Nathan has one last piece of bad news for David: the son born to David and Bathsheba will die. The reason given for the child’s death is that David and Bathsheba’s actions gave occasion to LORD’s enemies to blaspheme. If God were to allow the child to live, the enemies of God might take that as a tacit approval of what David and Bathsheba had done. So, the child had to die. More, the child’s death as an infant is a piece of mercy compared to what the rest of David’s children will endure. David’s family is the poster family for dysfunction. Amnon will rape his half-sister Tamar and Tamar’s brother, Absalom, will murder Amnon for that. Later, Absalom will stage a coup and murder more of David’s children. Things get messy and this infant boy passes from life into eternity without enduring any of that.

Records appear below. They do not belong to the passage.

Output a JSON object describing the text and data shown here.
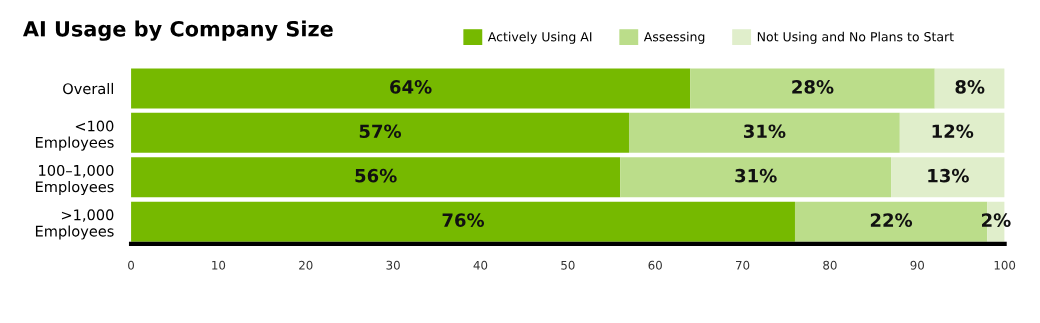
{
  "chart_data": {
    "type": "bar",
    "orientation": "horizontal",
    "stacked": true,
    "title": "AI Usage by Company Size",
    "categories": [
      "Overall",
      "<100\nEmployees",
      "100–1,000\nEmployees",
      ">1,000\nEmployees"
    ],
    "series": [
      {
        "name": "Actively Using AI",
        "color": "#76b900",
        "values": [
          64,
          57,
          56,
          76
        ],
        "value_labels": [
          "64%",
          "57%",
          "56%",
          "76%"
        ]
      },
      {
        "name": "Assessing",
        "color": "#bbdd8a",
        "values": [
          28,
          31,
          31,
          22
        ],
        "value_labels": [
          "28%",
          "31%",
          "31%",
          "22%"
        ]
      },
      {
        "name": "Not Using and No Plans to Start",
        "color": "#e0eecb",
        "values": [
          8,
          12,
          13,
          2
        ],
        "value_labels": [
          "8%",
          "12%",
          "13%",
          "2%"
        ]
      }
    ],
    "xlim": [
      0,
      100
    ],
    "xticks": [
      0,
      10,
      20,
      30,
      40,
      50,
      60,
      70,
      80,
      90,
      100
    ],
    "grid": false,
    "legend": "top right"
  }
}
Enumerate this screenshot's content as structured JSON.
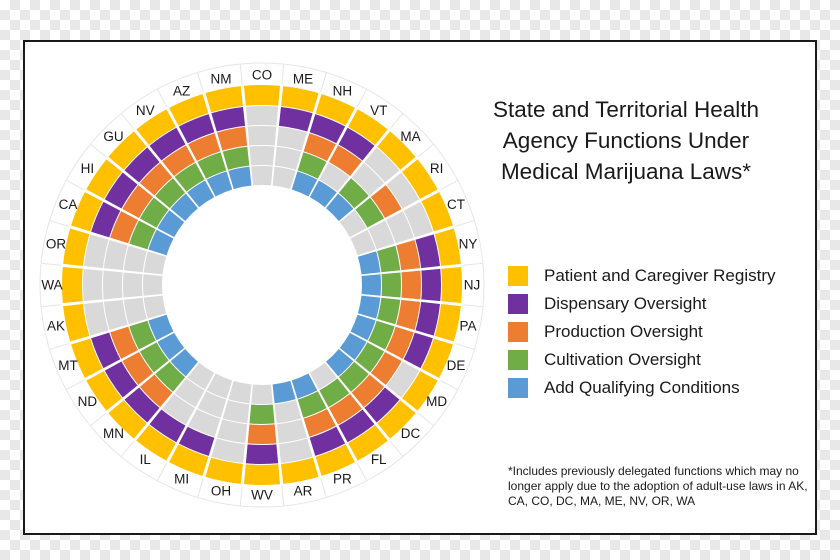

This account brings me around to God’s forgiveness. The only requirement for me to receive God’s forgiveness is for me to confess my sin. David confessed his sin — I have sinned against the LORD — and was forgiven — The LORD also has taken away your sin; you shall not die. There is, however, an often-overlooked caveat to this: God forgives the punishment for my sin, the consequence may very well still follow. If I commit sexual sin, then it is entirely likely that unplanned pregnancies or disease may result. If I commit violence, then it is likely I will suffer violence. If I lie habitually, then I am likely to be caught in those lies or be lied to in ways that cause me harm. If I steal, then I am likely to be caught and suffer the consequences for that crime. I may even be stolen from. No action is without reaction and God’s promise is to forgive me my sin, not to take away the consequence of it.
Father, thank You that You are faithful to forgive me my sin and cleanse me of all unrighteousness if I will but confess my sin. Thank You that David is given as an example of that forgiveness. Please make my heart one that is willing and ready to confess when I sin and make my mind one that is aware that actions have consequences.